Having fled Iran after being given an eight-year prison sentence for his filmmaking, director Mohammad Rasoulof releases this blistering critique of his nation's corrupt regime centred on tensions within a family unit

Film Review by Philip Concannon | 03 Feb 2025
  • The Seed of the Sacred Fig
Film title: The Seed of the Sacred Fig
Director: Mohammad Rasoulof
Starring: Soheila Golestani, Missagh Zareh, Mahsa Rostami, Setareh Maleki
Release date: 7 Feb
Certificate: 15

Mohammad Rasoulof’s The Seed of the Sacred Fig is a portrait of three women who live in the shadow of their family’s patriarch. The film opens with Iman (Missagh Zareh) being appointed as an investigating judge in the Revolutionary Court in Tehran; it's a role that will earn him a significantly higher salary and allow him to move his family to a bigger house in a better community. Iman has toiled as a lawyer for years and sees this as his overdue reward, but his more high-profile role comes with dangers. “You must be irreproachable,” his wife Najmeh (Soheila Golestani) warns their teenage daughters, Rezvan (Mahsa Rostami) and Sana (Setareh Maleki).

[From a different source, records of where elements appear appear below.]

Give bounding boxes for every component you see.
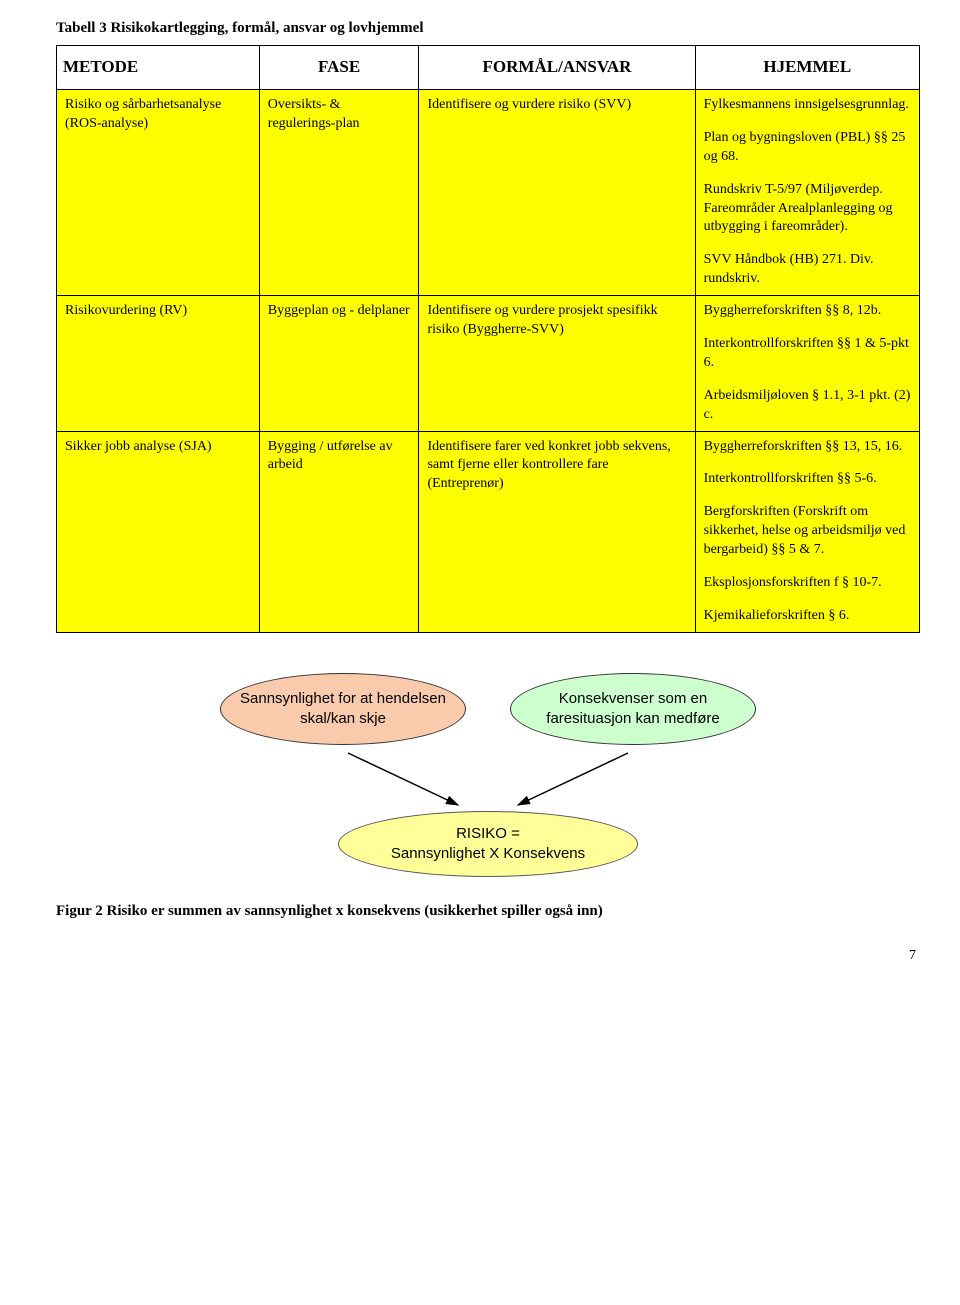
cell-fase: Oversikts- & regulerings-plan (259, 89, 419, 295)
risk-table: METODE FASE FORMÅL/ANSVAR HJEMMEL Risiko… (56, 45, 920, 633)
cell-formal: Identifisere farer ved konkret jobb sekv… (419, 431, 695, 632)
hjemmel-para: SVV Håndbok (HB) 271. Div. rundskriv. (704, 251, 911, 289)
cell-metode: Risikovurdering (RV) (57, 296, 260, 431)
hjemmel-para: Byggherreforskriften §§ 8, 12b. (704, 302, 911, 321)
arrows (158, 755, 818, 811)
hjemmel-para: Interkontrollforskriften §§ 1 & 5-pkt 6. (704, 335, 911, 373)
cell-hjemmel: Byggherreforskriften §§ 13, 15, 16. Inte… (695, 431, 919, 632)
result-line2: Sannsynlighet X Konsekvens (391, 845, 585, 862)
hjemmel-para: Arbeidsmiljøloven § 1.1, 3-1 pkt. (2) c. (704, 387, 911, 425)
risk-diagram: Sannsynlighet for at hendelsen skal/kan … (158, 673, 818, 877)
table-title: Tabell 3 Risikokartlegging, formål, ansv… (56, 20, 920, 37)
header-fase: FASE (259, 46, 419, 90)
cell-formal: Identifisere og vurdere prosjekt spesifi… (419, 296, 695, 431)
page-number: 7 (56, 948, 920, 964)
header-hjemmel: HJEMMEL (695, 46, 919, 90)
table-row: Sikker jobb analyse (SJA) Bygging / utfø… (57, 431, 920, 632)
hjemmel-para: Rundskriv T-5/97 (Miljøverdep. Fareområd… (704, 181, 911, 238)
hjemmel-para: Plan og bygningsloven (PBL) §§ 25 og 68. (704, 129, 911, 167)
cell-hjemmel: Fylkesmannens innsigelsesgrunnlag. Plan … (695, 89, 919, 295)
table-row: Risikovurdering (RV) Byggeplan og - delp… (57, 296, 920, 431)
cell-hjemmel: Byggherreforskriften §§ 8, 12b. Interkon… (695, 296, 919, 431)
table-row: Risiko og sårbarhetsanalyse (ROS-analyse… (57, 89, 920, 295)
cell-metode: Risiko og sårbarhetsanalyse (ROS-analyse… (57, 89, 260, 295)
cell-fase: Bygging / utførelse av arbeid (259, 431, 419, 632)
header-formal: FORMÅL/ANSVAR (419, 46, 695, 90)
header-metode: METODE (57, 46, 260, 90)
hjemmel-para: Eksplosjonsforskriften f § 10-7. (704, 574, 911, 593)
hjemmel-para: Kjemikalieforskriften § 6. (704, 607, 911, 626)
figure-caption: Figur 2 Risiko er summen av sannsynlighe… (56, 903, 920, 920)
hjemmel-para: Fylkesmannens innsigelsesgrunnlag. (704, 96, 911, 115)
cell-fase: Byggeplan og - delplaner (259, 296, 419, 431)
hjemmel-para: Byggherreforskriften §§ 13, 15, 16. (704, 438, 911, 457)
hjemmel-para: Bergforskriften (Forskrift om sikkerhet,… (704, 503, 911, 560)
hjemmel-para: Interkontrollforskriften §§ 5-6. (704, 470, 911, 489)
result-line1: RISIKO = (456, 825, 520, 842)
bubble-consequence: Konsekvenser som en faresituasjon kan me… (510, 673, 756, 745)
table-header-row: METODE FASE FORMÅL/ANSVAR HJEMMEL (57, 46, 920, 90)
bubble-probability: Sannsynlighet for at hendelsen skal/kan … (220, 673, 466, 745)
cell-formal: Identifisere og vurdere risiko (SVV) (419, 89, 695, 295)
cell-metode: Sikker jobb analyse (SJA) (57, 431, 260, 632)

Rasoulof presents this quartet as a microcosm of the Iranian state. Iman demands absolute loyalty from his wife and daughters, but fissures in the family unit have begun to appear. Iman’s daughters have become emboldened through their exposure to social media and have started to question the status quo, with their peers engaged in the Woman, Life, Freedom movement that exploded in Iran in 2022 (Rasoulof cuts vivid real-life footage of these protests and the regime's brutal crackdown on them into his film). When Iman’s government-issue gun goes missing he quickly suspects those closest to him, even employing state-level interrogation techniques to extract a confession.

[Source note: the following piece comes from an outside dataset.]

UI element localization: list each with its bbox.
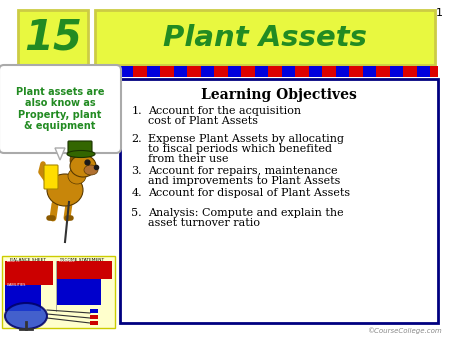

It would be easy to paint Iman as a draconian brute – and his actions are often beyond the pale – but Rasoulof and Zareh have created a character who's more nuanced; Iman is a man who is part of an unforgiving system and whose actions are driven by a sense of fear, shame and vulnerability.

On his first day in his new position, he discovers that one of his duties is to sign off on death sentences for crimes that he hasn’t had time to investigate, and he is deeply troubled by this, but he knows that if he doesn’t comply there will soon be whispers about his loyalty to the regime. Rasoulof takes the time to find the shades in each of his characters and to allow his actors the room to give remarkably nuanced and touching performances. Soheila Golestani is magnificent as Najmeh, a woman whose whole life has been devoted to supporting her husband, but who finds herself increasingly torn by her desire to protect her daughters.

Ultimately, The Seed of the Sacred Fig is not really about the rights and wrongs of these individuals. It’s a direct attack on a corrupt and oppressive regime that strangles its people, just like the ficus religiosa of the title. Similarly to Rasoulof's previous feature, There Is No EvilThe Seed of the Sacred Fig was shot secretly and smuggled out of Iran at great risk by a filmmaker whose career has already been marked by numerous prison sentences and filmmaking bans. Having been under house arrest because of his filmmaking since early 2023, Rasoulof fled his homeland in May 2024 following a sentence of flogging and eight years’ imprisonment. He is now exiled from the country he has documented so unsparingly, but The Seed of the Sacred Fig stands as a vital act of defiance.